Lo del colonialismo va ilustrado en el artículo en el énfasis que su autora pone en la “preocupación” del publico de saber si este relato tiene alguna conexión con la “colonialista y racista” Familia Windsor. Efectivamente, Rae-Prescott saca del closet a Olaf exponiéndolo como ….¡Bisnieto de la Reina Vicky! NOOOO!

Me da risa. Victoria heredó un naciente imperio colonial que se expandió durante su largo reinado, pero fue una más de los monarcas colonialistas. En su época, democracias como Francia afianzaron su propio imperio colonialista, como lo haría Estados Unidos que hasta hoy tiene colonias. Menos risa y más rabia me da recordar que Victoria (y su esposo) fue una ardiente abolicionista, que apoyó al Norte en contra del esclavista Sur durante la Guerra de Secesión, y que hasta adoptó una ahijadita africana.

Pero no debería sorprenderme, cuando Ms. Prescott nos dice que veamos la serie ya que no es un panegírico de Roosevelt. No sabía que FDR estaba en la lista verde (el corrector de Word no me deja decir Lista Negra) de los BLM. Sorprendente, al tratarse del presidente cuyo gobierno se caracterizó por sus adelantos en lo que respecta a los derechos civiles de la minoría afroamericana. Para ser justos, Prescott trata de convencer a sus lectores de ver “Atlantic Crossing” por lo que procura acallar posibles reparos. Por ejemplo, nos recuerda que Haakon fue elegido “democráticamente”.



A ver, Noruega se independizó de Suecia a fines del siglo XIX. Los noruegos solicitaron de la Familia Real Danesa un rey. El rey danés le mandó a su hijo cuyo puesto fue aprobado y ratificado por el senado noruego. No es talmente una elección democrática. Haakon no hizo campaña ni fue de puerta convenciendo a sus súbditos de votar por él. Haakon tampoco era Juan Pérez sino el hijo del Rey de Dinamarca y yerno del Rey Eduardo de Inglaterra.

                            Haakon, Maud y Olaf

Es la conexión británica la que parece ofender más a potenciales televidentes, por lo que Prescott se apresura a tranquilizarlos. Los Windsor no merecen en la serie una representación positiva. Dice la critica que la serie nos muestra lo incompetente que fue George VI para convencer al gobierno de socorrer a Noruega. Primero, ya he relatado todo lo que Inglaterra hizo por Noruega, desde Little Norway hasta las muchas misiones de comandos en territorio noruego que costaron la vida de muchos soldados británicos.

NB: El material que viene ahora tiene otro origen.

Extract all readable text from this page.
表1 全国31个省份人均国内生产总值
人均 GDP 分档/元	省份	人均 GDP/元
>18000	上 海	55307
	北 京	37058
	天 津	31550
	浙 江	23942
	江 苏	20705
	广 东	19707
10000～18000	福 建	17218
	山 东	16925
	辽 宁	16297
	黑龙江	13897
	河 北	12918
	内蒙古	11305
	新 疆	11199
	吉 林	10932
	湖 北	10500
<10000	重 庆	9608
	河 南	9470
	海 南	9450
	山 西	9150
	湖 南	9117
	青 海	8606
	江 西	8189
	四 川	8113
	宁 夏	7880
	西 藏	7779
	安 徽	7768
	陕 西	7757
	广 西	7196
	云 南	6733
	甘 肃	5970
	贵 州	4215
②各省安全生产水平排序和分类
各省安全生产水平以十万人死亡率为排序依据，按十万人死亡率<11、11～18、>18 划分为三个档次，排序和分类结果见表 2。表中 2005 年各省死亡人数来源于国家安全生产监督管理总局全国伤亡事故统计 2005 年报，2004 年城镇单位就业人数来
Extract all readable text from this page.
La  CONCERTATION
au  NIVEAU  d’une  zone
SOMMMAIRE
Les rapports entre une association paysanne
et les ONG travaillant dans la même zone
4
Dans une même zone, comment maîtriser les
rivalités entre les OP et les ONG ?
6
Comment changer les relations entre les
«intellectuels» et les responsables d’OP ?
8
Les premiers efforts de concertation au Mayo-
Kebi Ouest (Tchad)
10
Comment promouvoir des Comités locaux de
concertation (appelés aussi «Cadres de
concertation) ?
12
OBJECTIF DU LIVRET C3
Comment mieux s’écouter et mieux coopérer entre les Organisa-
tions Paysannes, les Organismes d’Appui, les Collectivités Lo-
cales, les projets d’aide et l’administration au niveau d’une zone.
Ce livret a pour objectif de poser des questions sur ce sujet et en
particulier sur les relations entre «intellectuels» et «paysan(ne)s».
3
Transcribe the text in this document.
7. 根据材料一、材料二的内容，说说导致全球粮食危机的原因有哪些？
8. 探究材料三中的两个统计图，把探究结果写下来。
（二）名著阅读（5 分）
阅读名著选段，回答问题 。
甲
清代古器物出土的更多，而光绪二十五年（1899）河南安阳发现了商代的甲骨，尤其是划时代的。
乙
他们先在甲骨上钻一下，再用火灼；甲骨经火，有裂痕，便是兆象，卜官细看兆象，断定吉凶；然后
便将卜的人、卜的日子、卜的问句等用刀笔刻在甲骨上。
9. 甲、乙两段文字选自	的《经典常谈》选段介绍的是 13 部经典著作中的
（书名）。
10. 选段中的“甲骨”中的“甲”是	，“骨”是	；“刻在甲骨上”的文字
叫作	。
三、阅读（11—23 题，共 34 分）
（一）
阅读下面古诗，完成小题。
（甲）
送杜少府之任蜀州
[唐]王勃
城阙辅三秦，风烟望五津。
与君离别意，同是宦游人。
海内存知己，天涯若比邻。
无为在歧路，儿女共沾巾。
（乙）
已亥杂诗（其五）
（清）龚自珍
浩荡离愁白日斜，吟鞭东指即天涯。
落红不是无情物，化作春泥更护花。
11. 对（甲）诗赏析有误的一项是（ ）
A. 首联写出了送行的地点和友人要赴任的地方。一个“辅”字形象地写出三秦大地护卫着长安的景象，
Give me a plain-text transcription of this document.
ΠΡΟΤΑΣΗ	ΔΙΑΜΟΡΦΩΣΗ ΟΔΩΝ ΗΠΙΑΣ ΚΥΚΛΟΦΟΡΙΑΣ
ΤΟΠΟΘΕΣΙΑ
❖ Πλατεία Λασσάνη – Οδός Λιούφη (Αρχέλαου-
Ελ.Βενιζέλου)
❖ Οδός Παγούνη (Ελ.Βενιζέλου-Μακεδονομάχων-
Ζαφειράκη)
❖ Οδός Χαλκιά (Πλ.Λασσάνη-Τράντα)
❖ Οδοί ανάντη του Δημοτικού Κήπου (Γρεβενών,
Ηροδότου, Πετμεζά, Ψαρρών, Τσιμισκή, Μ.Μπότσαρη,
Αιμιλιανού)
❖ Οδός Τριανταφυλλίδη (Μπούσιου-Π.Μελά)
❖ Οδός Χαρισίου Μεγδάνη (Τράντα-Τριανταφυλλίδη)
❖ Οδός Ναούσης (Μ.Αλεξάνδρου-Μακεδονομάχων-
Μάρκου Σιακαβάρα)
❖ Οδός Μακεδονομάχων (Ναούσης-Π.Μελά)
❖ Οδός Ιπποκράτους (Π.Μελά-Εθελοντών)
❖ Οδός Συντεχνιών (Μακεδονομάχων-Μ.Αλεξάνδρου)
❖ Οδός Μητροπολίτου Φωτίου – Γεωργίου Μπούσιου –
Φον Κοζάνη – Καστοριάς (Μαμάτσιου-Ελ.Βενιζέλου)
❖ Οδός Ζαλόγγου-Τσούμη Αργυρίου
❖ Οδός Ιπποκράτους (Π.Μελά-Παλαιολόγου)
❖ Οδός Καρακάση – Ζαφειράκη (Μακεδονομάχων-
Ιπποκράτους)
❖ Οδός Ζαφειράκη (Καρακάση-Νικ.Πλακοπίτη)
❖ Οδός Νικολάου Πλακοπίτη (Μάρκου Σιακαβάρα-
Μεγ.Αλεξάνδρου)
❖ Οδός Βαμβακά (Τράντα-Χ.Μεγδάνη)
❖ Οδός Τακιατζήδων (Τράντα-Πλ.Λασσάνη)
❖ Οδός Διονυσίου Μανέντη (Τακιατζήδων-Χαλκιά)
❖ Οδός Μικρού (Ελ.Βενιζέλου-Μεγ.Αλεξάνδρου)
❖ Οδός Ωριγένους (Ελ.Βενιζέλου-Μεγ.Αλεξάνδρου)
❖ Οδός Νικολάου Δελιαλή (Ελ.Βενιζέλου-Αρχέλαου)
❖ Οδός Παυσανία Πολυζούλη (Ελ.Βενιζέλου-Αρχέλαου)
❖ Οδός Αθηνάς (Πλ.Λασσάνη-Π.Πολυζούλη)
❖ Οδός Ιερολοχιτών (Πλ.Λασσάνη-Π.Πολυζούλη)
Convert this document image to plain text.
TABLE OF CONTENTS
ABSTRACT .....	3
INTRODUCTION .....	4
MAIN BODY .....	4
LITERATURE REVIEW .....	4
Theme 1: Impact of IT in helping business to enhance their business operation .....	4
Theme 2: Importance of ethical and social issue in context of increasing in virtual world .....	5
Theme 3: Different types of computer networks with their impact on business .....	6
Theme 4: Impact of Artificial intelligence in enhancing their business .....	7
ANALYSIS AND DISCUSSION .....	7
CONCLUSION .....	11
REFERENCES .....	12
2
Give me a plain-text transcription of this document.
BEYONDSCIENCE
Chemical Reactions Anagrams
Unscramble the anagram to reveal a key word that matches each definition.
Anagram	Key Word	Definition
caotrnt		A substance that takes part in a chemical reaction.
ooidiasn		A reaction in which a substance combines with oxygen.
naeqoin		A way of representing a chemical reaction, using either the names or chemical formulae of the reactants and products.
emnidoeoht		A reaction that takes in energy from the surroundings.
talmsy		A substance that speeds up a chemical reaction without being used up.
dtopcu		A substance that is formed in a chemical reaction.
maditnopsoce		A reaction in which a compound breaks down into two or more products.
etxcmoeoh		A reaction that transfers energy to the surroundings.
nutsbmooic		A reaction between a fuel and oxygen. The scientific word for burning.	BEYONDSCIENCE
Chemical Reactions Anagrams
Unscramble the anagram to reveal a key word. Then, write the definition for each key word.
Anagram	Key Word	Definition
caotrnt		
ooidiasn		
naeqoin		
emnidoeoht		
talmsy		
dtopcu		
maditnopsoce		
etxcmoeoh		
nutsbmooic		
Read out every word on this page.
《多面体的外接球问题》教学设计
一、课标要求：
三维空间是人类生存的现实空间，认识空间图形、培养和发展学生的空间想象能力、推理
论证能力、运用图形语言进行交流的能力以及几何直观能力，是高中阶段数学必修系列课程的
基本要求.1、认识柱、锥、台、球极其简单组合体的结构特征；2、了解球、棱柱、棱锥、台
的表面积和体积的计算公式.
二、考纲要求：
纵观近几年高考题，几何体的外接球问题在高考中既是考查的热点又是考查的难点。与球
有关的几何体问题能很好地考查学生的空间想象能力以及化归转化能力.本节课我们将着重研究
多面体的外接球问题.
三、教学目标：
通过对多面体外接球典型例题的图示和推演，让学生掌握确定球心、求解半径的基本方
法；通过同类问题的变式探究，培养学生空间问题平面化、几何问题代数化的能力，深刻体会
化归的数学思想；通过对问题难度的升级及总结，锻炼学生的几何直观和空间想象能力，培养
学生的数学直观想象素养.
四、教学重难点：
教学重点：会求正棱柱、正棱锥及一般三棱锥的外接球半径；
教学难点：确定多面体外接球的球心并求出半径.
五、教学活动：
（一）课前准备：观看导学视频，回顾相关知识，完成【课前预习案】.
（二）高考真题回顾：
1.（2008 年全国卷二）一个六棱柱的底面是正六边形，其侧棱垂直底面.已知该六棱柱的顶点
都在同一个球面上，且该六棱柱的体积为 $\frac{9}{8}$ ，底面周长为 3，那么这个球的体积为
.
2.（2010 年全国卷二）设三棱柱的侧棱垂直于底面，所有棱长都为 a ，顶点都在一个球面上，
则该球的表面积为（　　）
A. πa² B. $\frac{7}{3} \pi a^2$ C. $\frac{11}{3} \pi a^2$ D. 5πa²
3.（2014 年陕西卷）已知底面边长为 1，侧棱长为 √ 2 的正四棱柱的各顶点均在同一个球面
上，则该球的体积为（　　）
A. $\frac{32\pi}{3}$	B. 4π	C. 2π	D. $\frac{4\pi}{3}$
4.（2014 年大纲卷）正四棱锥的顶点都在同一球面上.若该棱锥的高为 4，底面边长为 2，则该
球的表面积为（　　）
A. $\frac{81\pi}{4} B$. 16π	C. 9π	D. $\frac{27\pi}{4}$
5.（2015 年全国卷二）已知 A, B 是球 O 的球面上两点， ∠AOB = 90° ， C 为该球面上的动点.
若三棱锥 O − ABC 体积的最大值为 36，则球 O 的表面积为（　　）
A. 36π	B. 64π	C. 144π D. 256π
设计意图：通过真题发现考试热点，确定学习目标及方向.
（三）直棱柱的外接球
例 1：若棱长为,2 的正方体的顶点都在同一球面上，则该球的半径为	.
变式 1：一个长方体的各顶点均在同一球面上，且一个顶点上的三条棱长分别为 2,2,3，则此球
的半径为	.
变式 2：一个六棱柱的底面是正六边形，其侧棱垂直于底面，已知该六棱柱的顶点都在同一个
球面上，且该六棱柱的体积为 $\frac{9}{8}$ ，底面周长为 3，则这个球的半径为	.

Segundo ¿todavía esta gentecilla que hace artículos “históricos” no comprende que el rol de un soberano en una monarquía parlamentaria es más sociocultural que político?  ¿No han oído que los reyes modernos pueden aconsejar, pero nunca imponer sus posturas ni hacer ninguna declaración pública que suene política?

Algo que volvió a ponerse en descubierto a raíz de la muerte del Príncipe Felipe fue como la nación recuerda todavía con gratitud los servicios prestados por la Familia Real durante su hora más dura. se han escrito libros, bien documentados, sobre la valentía de los reyes sobre todo de la Queen Mum durante el conflicto negándose a esconderse en la seguridad de tierras americanas y compartiendo las privaciones de su pueblo. Pero Elk, a lo Peter Morgan, busca destruir esa imagen burlándose de la ineficiencia de un rey que no puede ni hablar bien, y mostrando a su consorte como esnob y petulante.

                                 Jorge VI nunca fue un mal rey

En resumen, “Atlantic Crossing” es mala porque miente sobre detalles históricos. De poco vale que se cuente un trozo de historia poco conocida se si falsea hechos y se difama personajes. Y si se lo hace para ofender a quienes no pueden defenderse y para avanzar una agenda estúpida (según una encuesta del 2013, el 90% de los noruegos aprueban su monarquía) entonces, en buen chileno, vale hongo.